Understanding the portable mortgage
A portable mortgage is one option that is lease explained and understood.
07:28 26 December 2013
Many people look at a portable mortgage and think that it might be a good idea. Unfortunately, it might not be as portable as you might think. Portable products mean that you have the ability to move your mortgage when you move locations. There are a few conditions however, and most people do not realise that by picking this particular product might not be as great as it sounds.
- Qualifications – In order to move the mortgage from one location to another you have to qualify for it. This means that if you were making £100,000 when you were first approved and now you make £75,000, you might not qualify. If you do not meet the criteria then the portable mortgage becomes less convenient and more of a detriment.
- Early pay off- some mortgage options include allowing you to pay the entire balance off, or pay more of the balance off when you have the available funds.

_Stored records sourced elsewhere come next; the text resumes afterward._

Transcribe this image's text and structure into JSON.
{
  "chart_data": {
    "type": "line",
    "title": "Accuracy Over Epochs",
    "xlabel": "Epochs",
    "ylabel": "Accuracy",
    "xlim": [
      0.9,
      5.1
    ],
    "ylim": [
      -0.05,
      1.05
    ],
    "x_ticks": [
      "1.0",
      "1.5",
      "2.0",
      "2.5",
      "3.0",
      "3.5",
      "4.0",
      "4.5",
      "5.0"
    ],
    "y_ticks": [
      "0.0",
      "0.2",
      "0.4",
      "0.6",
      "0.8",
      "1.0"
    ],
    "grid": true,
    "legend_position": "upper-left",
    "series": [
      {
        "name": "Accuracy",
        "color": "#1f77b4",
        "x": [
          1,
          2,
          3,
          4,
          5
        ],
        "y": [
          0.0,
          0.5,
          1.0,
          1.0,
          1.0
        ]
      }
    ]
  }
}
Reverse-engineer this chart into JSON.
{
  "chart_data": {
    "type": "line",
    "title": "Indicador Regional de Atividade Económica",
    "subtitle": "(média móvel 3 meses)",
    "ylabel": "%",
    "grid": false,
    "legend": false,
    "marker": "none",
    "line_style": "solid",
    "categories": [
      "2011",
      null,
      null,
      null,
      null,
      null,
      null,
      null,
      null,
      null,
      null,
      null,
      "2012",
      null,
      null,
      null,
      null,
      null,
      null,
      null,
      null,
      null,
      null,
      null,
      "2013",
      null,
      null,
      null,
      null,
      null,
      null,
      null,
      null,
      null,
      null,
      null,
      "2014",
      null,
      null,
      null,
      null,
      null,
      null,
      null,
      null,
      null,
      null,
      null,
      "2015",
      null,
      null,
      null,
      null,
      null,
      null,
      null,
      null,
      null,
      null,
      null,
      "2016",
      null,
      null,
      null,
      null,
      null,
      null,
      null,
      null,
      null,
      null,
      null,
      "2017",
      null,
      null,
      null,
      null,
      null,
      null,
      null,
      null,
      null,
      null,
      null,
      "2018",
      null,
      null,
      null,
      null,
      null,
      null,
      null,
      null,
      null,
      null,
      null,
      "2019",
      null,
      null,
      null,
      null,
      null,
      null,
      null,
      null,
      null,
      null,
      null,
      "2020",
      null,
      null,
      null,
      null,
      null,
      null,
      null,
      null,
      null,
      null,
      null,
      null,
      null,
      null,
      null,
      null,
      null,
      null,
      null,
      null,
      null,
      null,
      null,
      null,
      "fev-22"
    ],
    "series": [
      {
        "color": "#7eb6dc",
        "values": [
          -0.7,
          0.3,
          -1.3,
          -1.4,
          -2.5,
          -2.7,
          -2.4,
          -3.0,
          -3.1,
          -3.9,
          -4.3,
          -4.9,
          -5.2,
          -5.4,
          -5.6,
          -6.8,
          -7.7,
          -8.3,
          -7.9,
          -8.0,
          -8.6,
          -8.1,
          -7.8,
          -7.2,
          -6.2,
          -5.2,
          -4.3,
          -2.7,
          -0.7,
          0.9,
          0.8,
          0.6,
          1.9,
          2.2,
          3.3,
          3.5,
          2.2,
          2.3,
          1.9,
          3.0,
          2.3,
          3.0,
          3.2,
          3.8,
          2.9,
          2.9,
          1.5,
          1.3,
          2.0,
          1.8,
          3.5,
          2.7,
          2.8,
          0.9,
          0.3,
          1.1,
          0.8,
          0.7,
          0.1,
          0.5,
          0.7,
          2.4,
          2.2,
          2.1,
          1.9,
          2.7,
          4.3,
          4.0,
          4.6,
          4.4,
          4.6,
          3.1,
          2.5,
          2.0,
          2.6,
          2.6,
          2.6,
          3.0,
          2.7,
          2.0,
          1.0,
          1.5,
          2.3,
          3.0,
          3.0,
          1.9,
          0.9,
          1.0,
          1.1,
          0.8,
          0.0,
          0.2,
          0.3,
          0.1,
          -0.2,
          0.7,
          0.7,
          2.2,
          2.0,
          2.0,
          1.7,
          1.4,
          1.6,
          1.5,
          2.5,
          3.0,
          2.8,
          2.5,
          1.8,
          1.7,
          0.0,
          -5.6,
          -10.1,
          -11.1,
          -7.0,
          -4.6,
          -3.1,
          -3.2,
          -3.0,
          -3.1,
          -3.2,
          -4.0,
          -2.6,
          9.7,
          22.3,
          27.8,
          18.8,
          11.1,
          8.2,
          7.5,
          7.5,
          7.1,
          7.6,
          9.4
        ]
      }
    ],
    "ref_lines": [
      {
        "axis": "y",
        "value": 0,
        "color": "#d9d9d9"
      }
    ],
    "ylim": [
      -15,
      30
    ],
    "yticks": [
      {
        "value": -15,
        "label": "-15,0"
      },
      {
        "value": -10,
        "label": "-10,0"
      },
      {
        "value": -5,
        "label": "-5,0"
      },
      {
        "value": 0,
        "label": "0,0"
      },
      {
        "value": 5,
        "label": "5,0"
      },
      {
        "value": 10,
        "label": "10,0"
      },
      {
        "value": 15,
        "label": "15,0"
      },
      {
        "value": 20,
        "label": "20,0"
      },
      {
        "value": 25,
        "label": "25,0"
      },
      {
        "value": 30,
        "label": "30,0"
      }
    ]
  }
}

Unfortunately, many times there is a fee called an early repayment penalty that is imposed if you attempt to do this. This applies to selling a property. When a home is sold, the money is used to pay off the existing mortgage. Using a portable lending option means that you have the ability to move the remaining balance to a new location.
These are just two of the potential issues that may come up when you are attempting to port a mortgage. Each lending institution has their own set of criteria. It is important if you are going to choose this type of lending option for your home that you know what the criteria for your institution is and that you are reasonably sure you will continue to meet this criteria for the life of your mortgage.